Thursday, June 7, 2012

Never Tell Me Three Times

In my family, there seems to be a wide consensus that I am incompetent. They don't seem to believe that I know how to make my bed, do the dishes, close up the chickens, feed the cows, etc. They seem to think that telling me to do so several times helps me get it done, as well as asking me about every detail of the process.

Trust me. I do know how to feed the horse and cows. I know that I've only been doing it since elementary school, but I do know how much grain to give them and how to give them hay. It really isn't as complicated as you seem to think. And above all else, I know when they need to be fed.

It amazes me. No one else in my family is prone to this. When my younger sister feeds the animals, she doesn't get asked, "Did you give them grain?" "Did you give them enough hay?" "Did you check the water?" etc. They seem to be questions reserved for me. Lately it seems to be worse.

My mother has taken to telling me when to do my laundry. I've been doing my own laundry since middle school. I think I am aware of when I run out of underwear. Believe it or not I even make my bed every morning. As well as, as shower without you telling me to do so. I will admit my room is a disaster area, but so are the rooms of almost everyone else my age. My younger sibling's was a mess until a couple of days ago.

As for regular house hold chores that my family asks for help with, I might actually get them done if you leave me alone about it. The note left on the table in the morning does actually inform me of the chores I should do. Trust me that is enough. It doesn't hurt to call me and ask me if I saw the note. Sometimes I don't. A plate gets set on top of it or I just miss it. (What that can actually happen?)

What is not needed, however, is for you to call every other hour to tell me to do so, nor does my younger sister need to tell me to do so. Trust me the note and the phone call is enough. In fact, if you had just left me alone I might actually have a clean room right now. Nothing pisses me off more than for someone to tell me to do something half a million times.

The only thing that comes close is when my younger sister starts being a brat about it. Sorry, but telling me that you have done oh so much and that I am a lazy bitch doesn't exactly put me in a mood where I want to vacuum. In fact, it kind of makes me want to jam the vacuum up your sinuses.

I know it's a hard concept for you people to understand, but I do know how to do things. I don't need to learn how to clean a bathroom, Mother. I already know how to do so. Just because I don't like doing something doesn't mean I don't know how to do it. For god's sake leave me alone. I don't care if you take a vacation. In fact, do so. Leave the house for me to take care of for a couple of days while you go do something. Let me prove to you that I actually can live on my own and take care of the necessary duties.  

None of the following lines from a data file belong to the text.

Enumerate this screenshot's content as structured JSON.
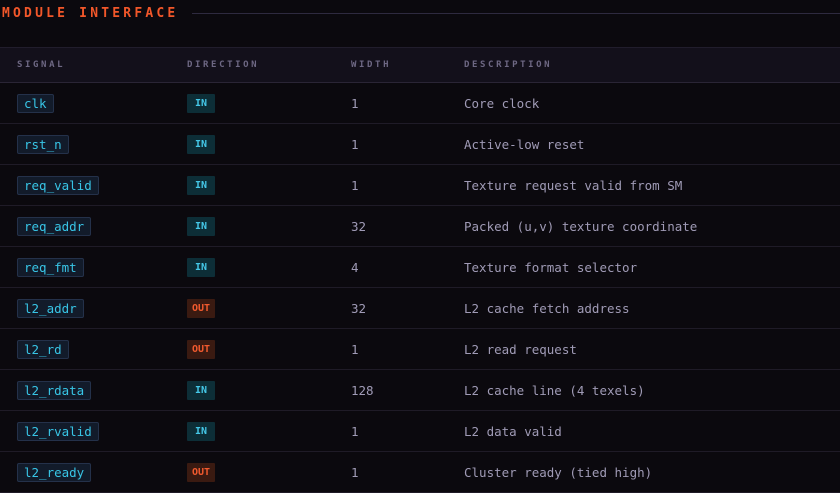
{
  "section": {
    "title": "MODULE INTERFACE"
  },
  "table": {
    "headers": {
      "signal": "SIGNAL",
      "direction": "DIRECTION",
      "width": "WIDTH",
      "description": "DESCRIPTION"
    },
    "rows": [
      {
        "signal": "clk",
        "direction": "IN",
        "width": "1",
        "description": "Core clock"
      },
      {
        "signal": "rst_n",
        "direction": "IN",
        "width": "1",
        "description": "Active-low reset"
      },
      {
        "signal": "req_valid",
        "direction": "IN",
        "width": "1",
        "description": "Texture request valid from SM"
      },
      {
        "signal": "req_addr",
        "direction": "IN",
        "width": "32",
        "description": "Packed (u,v) texture coordinate"
      },
      {
        "signal": "req_fmt",
        "direction": "IN",
        "width": "4",
        "description": "Texture format selector"
      },
      {
        "signal": "l2_addr",
        "direction": "OUT",
        "width": "32",
        "description": "L2 cache fetch address"
      },
      {
        "signal": "l2_rd",
        "direction": "OUT",
        "width": "1",
        "description": "L2 read request"
      },
      {
        "signal": "l2_rdata",
        "direction": "IN",
        "width": "128",
        "description": "L2 cache line (4 texels)"
      },
      {
        "signal": "l2_rvalid",
        "direction": "IN",
        "width": "1",
        "description": "L2 data valid"
      },
      {
        "signal": "l2_ready",
        "direction": "OUT",
        "width": "1",
        "description": "Cluster ready (tied high)"
      }
    ]
  },
  "colors": {
    "accent": "#f2572a",
    "in_badge": "#45c8e8",
    "out_badge": "#f25a2e",
    "signal": "#38c5e6"
  }
}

Here are the rules for future duties if you want me to get them done.

1. Don't tell me more than twice.

2. Don't expect everything to get done the instant you tell me to do it. (Give me a couple minutes to get mentally prepared.)

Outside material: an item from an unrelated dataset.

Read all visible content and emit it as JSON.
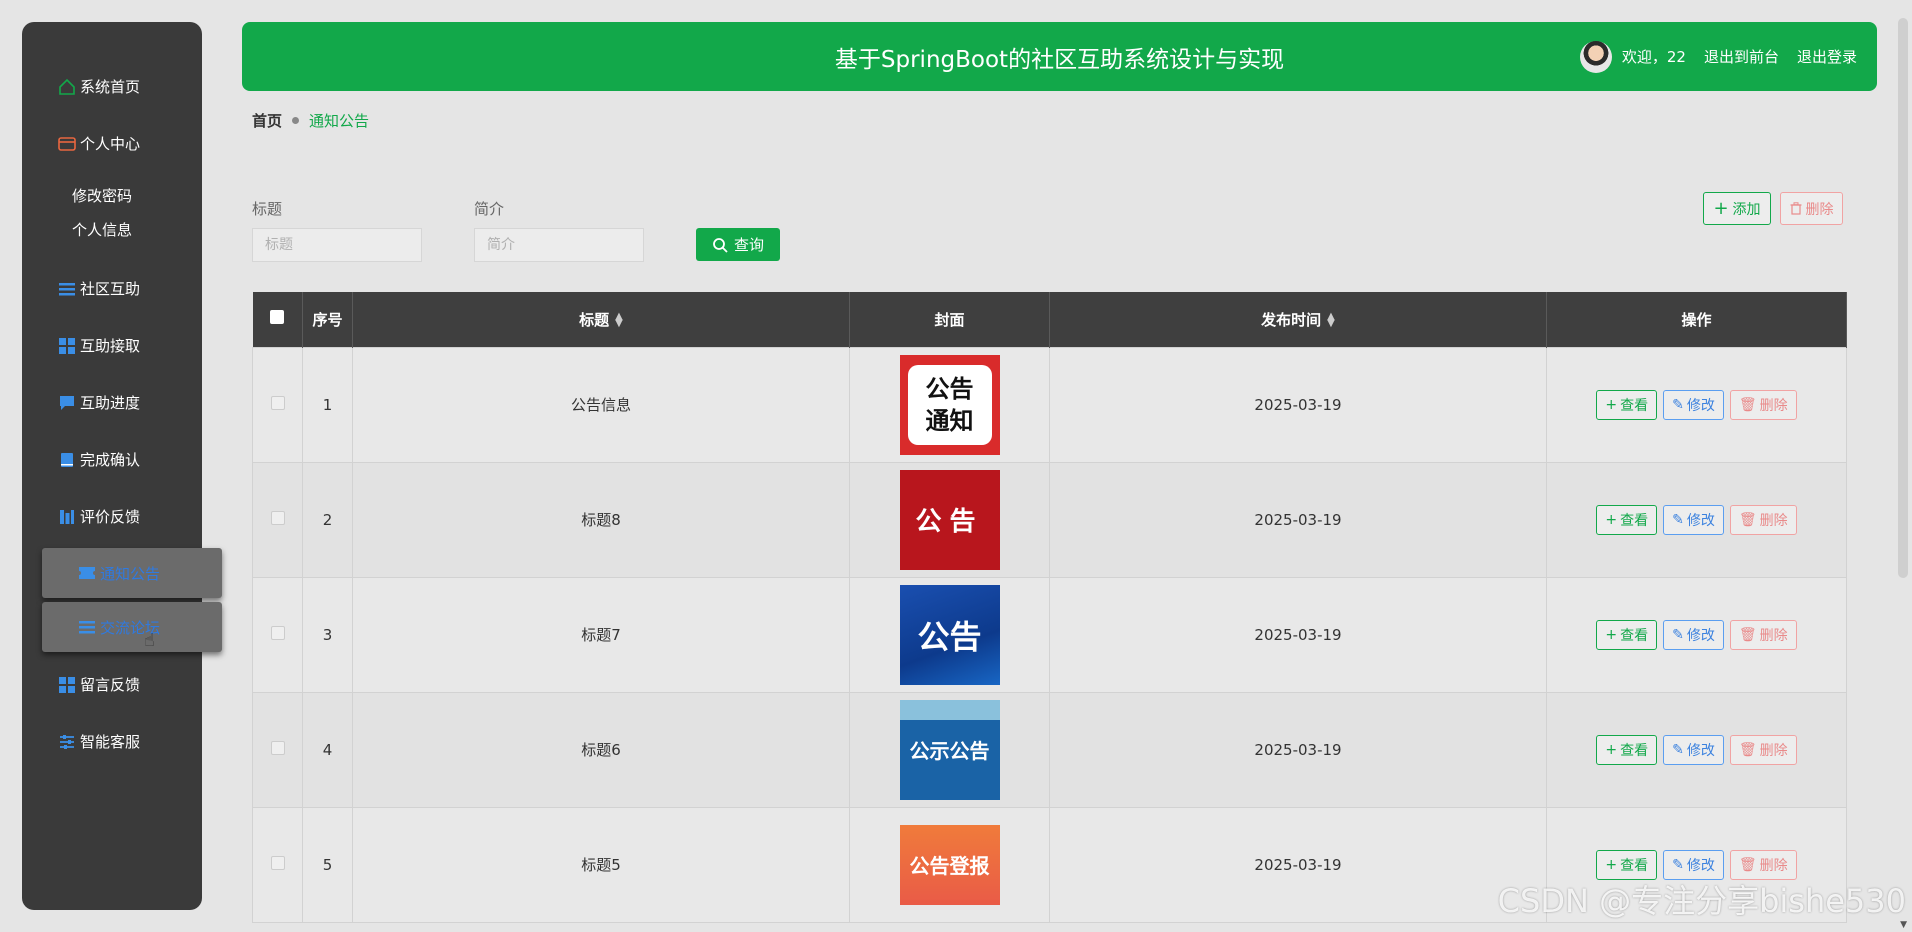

3. Don't give me a guilt trip about how much you've done and how little I've done. (Martyrs have to actually have a cause and no the cleanliness of the dishes doesn't count as one.)

4. I don't actually hate doing the job (not counting the chickens. They are disgusting!) until you've told me to do it half a dozen times.

5. Don't make me repeat back the list of things you want me to do, or the steps involved. I will tune you out and won't remember a word you've said. You're wasting your time and mine.

6. If I have a question, I will ask.

7. If I do ask a question, don't assume I don't know anything. "Where's the toilet bowl cleaner?" does NOT equal "How do you clean the toilet?"

8. You wouldn't be finding places that I missed if you'd left me alone. I would actually have patience to do a good job if I hadn't used it all trying to stop my self from jamming the toilet brush into your eye.

9. Don't bitch at me about the junk in the living room. While I leave stuff in there on occasion, there is a 98% chance that it's either my younger sister's or my dad's.

10. I know this will be the hardest one for you to understand, but LEAVE ME ALONE!

I'm moving out in two months. I can make myself food (without burning down the house). I can clean up my mess. I can do my laundry. I can shower. I can get out of bed (not that I will unless I have to). I can actually keep an area clean (if I actually have a place to put stuff (see Sleeping Arrangements)). I can even manage money.

I promise you. I will not die in the first two days that I'm on my own. Trust me I'll be fine. I don't mind helping out before I move out so long as you treat me as though I am older than five.

1 comment:

  1. Well said, and good for you for saying it all. Also funny, as always. And I share your thoughts and feelings on the issue ad well. You are going to LOVE moving out!